Phew! I opened a can of worms with that last post . I’ll admit that I really didn’t expect the response that I received. I kind of thought that a few well meaning souls would pat me on the head and say “don’t worry about that”. But clearly this is a topic that strikes home with a lot of us. I’m overwhelmed with the support that so many of you have poured out. I’m slowly working my way through responding to you all, but it may take me a bit! lol Let me publicly say to all of you that I’m extremely appreciative of your support of my work and my quilts. It has moved me to tears to know how much some of my pieces have affected you.
I didn’t intend that to be a woe is me post but instead a place to voice my confusion over the critique I received from my first juried quilt show. I have learned so much from all of you about the world of juried quilts and what goes into a show like that, traditional or modern. Eye opening all of it. I’m not one to shy away from a situation just because it might be hard, (no regrets right?!) and this is no exception. It’s turned out a bit harder than I planned but the bonus outcome has been the love that you all have shown me and fellow quilters like me who received baffling and confusing feedback on our work. Feedback that makes us question our strengths and abilities.
I want to reiterate that I harbor no ill will towards the judges. The identity of the judges really makes little difference to me. Again, it wasn’t something that particular people said to me, a particular person, to be mean. I frankly think that the task of judging the competition was unenviable and overwhelming. And I can’t help but think that they were hindered by their own lack of experience in judging a show like this. I think it would have been tough for the most seasoned of judges. Not to back pedal my experience with the whole judging experience…but merely to remind us that they too are people with feelings and in the end this is a small quilting world. I was hurt and confused by my critiques which I’ve come to learn was the experience of many at this show and others.

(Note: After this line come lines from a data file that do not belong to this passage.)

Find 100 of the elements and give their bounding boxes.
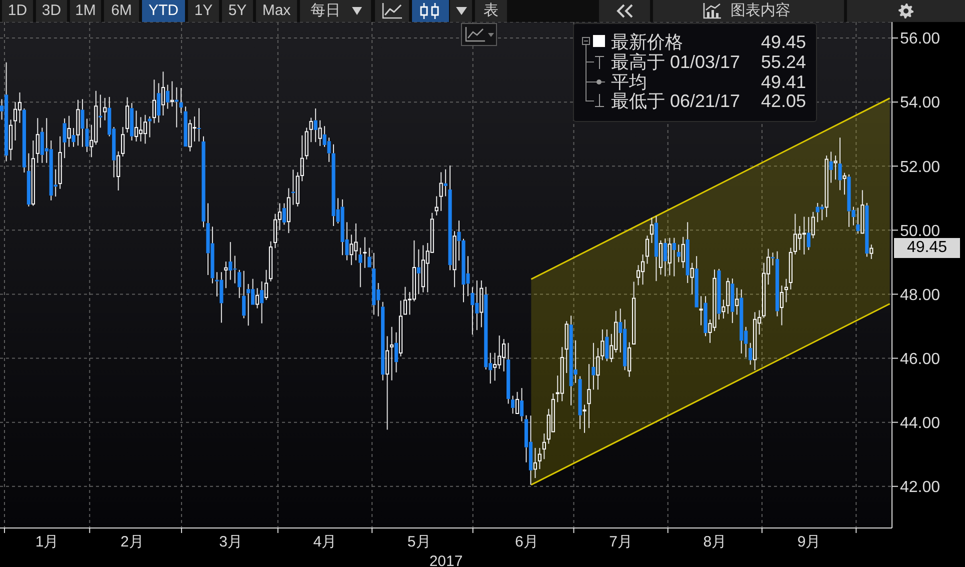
- x-tick-label: 2月: [120, 534, 144, 551]
- candlestick: [138, 116, 143, 142]
- candlestick: [842, 172, 846, 196]
- candlestick: [681, 236, 685, 268]
- candlestick: [286, 188, 290, 234]
- candlestick: [640, 254, 645, 286]
- candlestick: [515, 391, 520, 414]
- candlestick: [448, 164, 452, 271]
- candlestick: [493, 352, 497, 382]
- candlestick: [658, 240, 663, 276]
- candlestick: [26, 152, 30, 207]
- annotation: 平均: [611, 72, 647, 92]
- candlestick: [600, 328, 604, 361]
- candlestick: [824, 155, 828, 218]
- candlestick: [184, 106, 188, 147]
- candlestick: [264, 269, 268, 300]
- candlestick: [116, 150, 120, 191]
- candlestick: [318, 120, 322, 146]
- button: Max: [256, 0, 297, 22]
- candlestick: [452, 230, 456, 288]
- button: 5Y: [222, 0, 253, 22]
- candlestick: [506, 342, 510, 404]
- candlestick: [730, 278, 734, 324]
- annotation: 55.24: [760, 52, 806, 72]
- button: 3D: [36, 0, 67, 22]
- candlestick: [372, 252, 376, 316]
- candlestick: [126, 96, 130, 133]
- candlestick: [130, 102, 134, 141]
- candlestick: [434, 196, 438, 216]
- candlestick: [645, 235, 650, 264]
- candlestick: [394, 332, 398, 373]
- y-tick-label: 48.00: [900, 286, 940, 304]
- candlestick: [699, 296, 703, 326]
- y-tick-label: 50.00: [900, 222, 940, 240]
- annotation: 49.45: [760, 32, 806, 52]
- candlestick: [780, 285, 784, 326]
- candlestick: [717, 268, 721, 320]
- button: 1M: [70, 0, 101, 22]
- button: YTD: [142, 0, 185, 22]
- candlestick: [735, 287, 739, 316]
- x-tick-label: 3月: [219, 534, 243, 551]
- candlestick: [704, 296, 708, 337]
- button: 1Y: [188, 0, 219, 22]
- x-tick-label: 9月: [797, 534, 821, 551]
- candlestick: [166, 84, 170, 110]
- candlestick: [560, 346, 564, 402]
- candlestick: [694, 256, 698, 308]
- y-tick-label: 54.00: [900, 94, 940, 112]
- candlestick: [520, 388, 524, 422]
- candlestick: [291, 169, 295, 206]
- candlestick: [722, 299, 726, 320]
- y-tick-label: 46.00: [900, 350, 940, 368]
- candlestick: [686, 222, 690, 284]
- y-tick-label: 42.00: [900, 479, 940, 496]
- candlestick: [76, 99, 80, 146]
- candlestick: [596, 348, 600, 390]
- candlestick: [834, 155, 838, 180]
- button: 表: [475, 0, 507, 22]
- candlestick: [470, 286, 474, 336]
- candlestick: [650, 217, 654, 244]
- candlestick: [542, 433, 546, 460]
- candlestick: [368, 247, 372, 268]
- candlestick: [484, 286, 488, 370]
- annotation: 最新价格: [611, 32, 683, 52]
- candlestick: [80, 98, 84, 148]
- candlestick: [632, 281, 636, 344]
- x-axis-title: 2017: [429, 553, 463, 567]
- annotation: 49.41: [760, 72, 806, 92]
- x-tick-label: 5月: [407, 534, 431, 551]
- candlestick: [273, 213, 278, 249]
- candlestick: [668, 237, 672, 276]
- button: 图表内容: [653, 0, 844, 22]
- candlestick: [31, 140, 35, 206]
- candlestick: [690, 262, 694, 295]
- candlestick: [510, 395, 515, 414]
- candlestick: [582, 404, 586, 434]
- candlestick: [224, 261, 228, 289]
- candlestick: [152, 79, 156, 124]
- candlestick: [605, 328, 609, 362]
- candlestick: [255, 288, 260, 309]
- candlestick: [564, 320, 568, 374]
- candlestick: [856, 207, 860, 234]
- candlestick: [676, 244, 680, 263]
- candlestick: [385, 336, 390, 430]
- candlestick: [143, 114, 148, 144]
- candlestick: [748, 342, 752, 366]
- candlestick: [304, 127, 308, 160]
- button: 6M: [104, 0, 139, 22]
- candlestick: [726, 277, 730, 314]
- candlestick: [740, 288, 744, 354]
- candlestick: [753, 312, 757, 371]
- candlestick: [170, 80, 174, 108]
- candlestick: [103, 97, 107, 121]
- candlestick: [870, 244, 874, 260]
- candlestick: [156, 82, 160, 124]
- candlestick: [268, 240, 273, 282]
- candlestick: [390, 326, 394, 381]
- annotation: 最低于 06/21/17: [611, 91, 740, 111]
- candlestick: [228, 242, 232, 280]
- candlestick: [161, 71, 165, 116]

After some investigation into the Modern Quilt Guild’s definition of Modern Quilting, I found some enlightening information for myself. I’m not entirely certain when this became the guild’s official position on what modern quilting is, but it is highly reflective of the judges selections and comments.
“We define modern quilts as quilts that are functional, include bold colors, and are inspired by modern design. Minimalism, asymmetry expansive negative space, and alternate grid work are often a part of modern quilt compositions, as are improvisational piecing and solid fabrics.”
This is extremely interesting to me because that seems like just ONE portion of what modern quilting is. In fact the previous definition by the Modern Quilt Guild seems much more what I would have said it is now. Found on the less updated New Orleans Modern Quilt Guild site ( I was part of that guild when I
lived there), their previous definition of the Modern Quilt movement was:
“Modern quilting is a new twist on the traditional art of quilting. This may mean something as simple as using a traditional quilt block and updating it in a fresh, fun new way. That includes using modern fabrics, modifying the block arrangement or even the scale of the block. The piecing could be improvisational and wonky, or it could be very exact and measured, following a pattern or creating your won. The quilting could be traditional stippling, clean straight lines, or a very “free” have fun and quilt-as-you-go style. Fabrics could be upcycled vintage sheets, custom digital printed fabric, a yummy selection from one of the new modern fabric designers, or an old fabric from an ever growing stash.
Modern quilting is sometimes difficult to define because in many ways the definition is as individual as the quilter – changing from quilter to quilter. In addition to reflecting the individual personality and personal style of the quilter, it also reflects the current aesthetic of the day.
Modern quilting is also about the attitude and the approach that modern quilters take. It respects the amazing artistry and talent of the tradition of quilting, while allowing the quilter to challenge the “rules”. In fact, if there were one rule in modern quilting, it would be that there are no rules.
The concept of modern quilting is not meant to divide or segregate. It is meant to welcome new quilters, of all ages, to the world of quilting in a style that they can relate to. In many ways, modern quilting takes us back to the basics of the early quilters, when women of the day used the colors and styles of their time to express themselves creatively”
THAT is the Modern Quilt movement that I want to be a part of. That is what I thought this group was still about. It’s helpful for me to know that they have defined themselves more strictly. I am more sure that I need not put myself in the box of “modern quilter”. I don’t put myself out there as a “traditional quilter” either.
I am, without any other label, simply a quilter.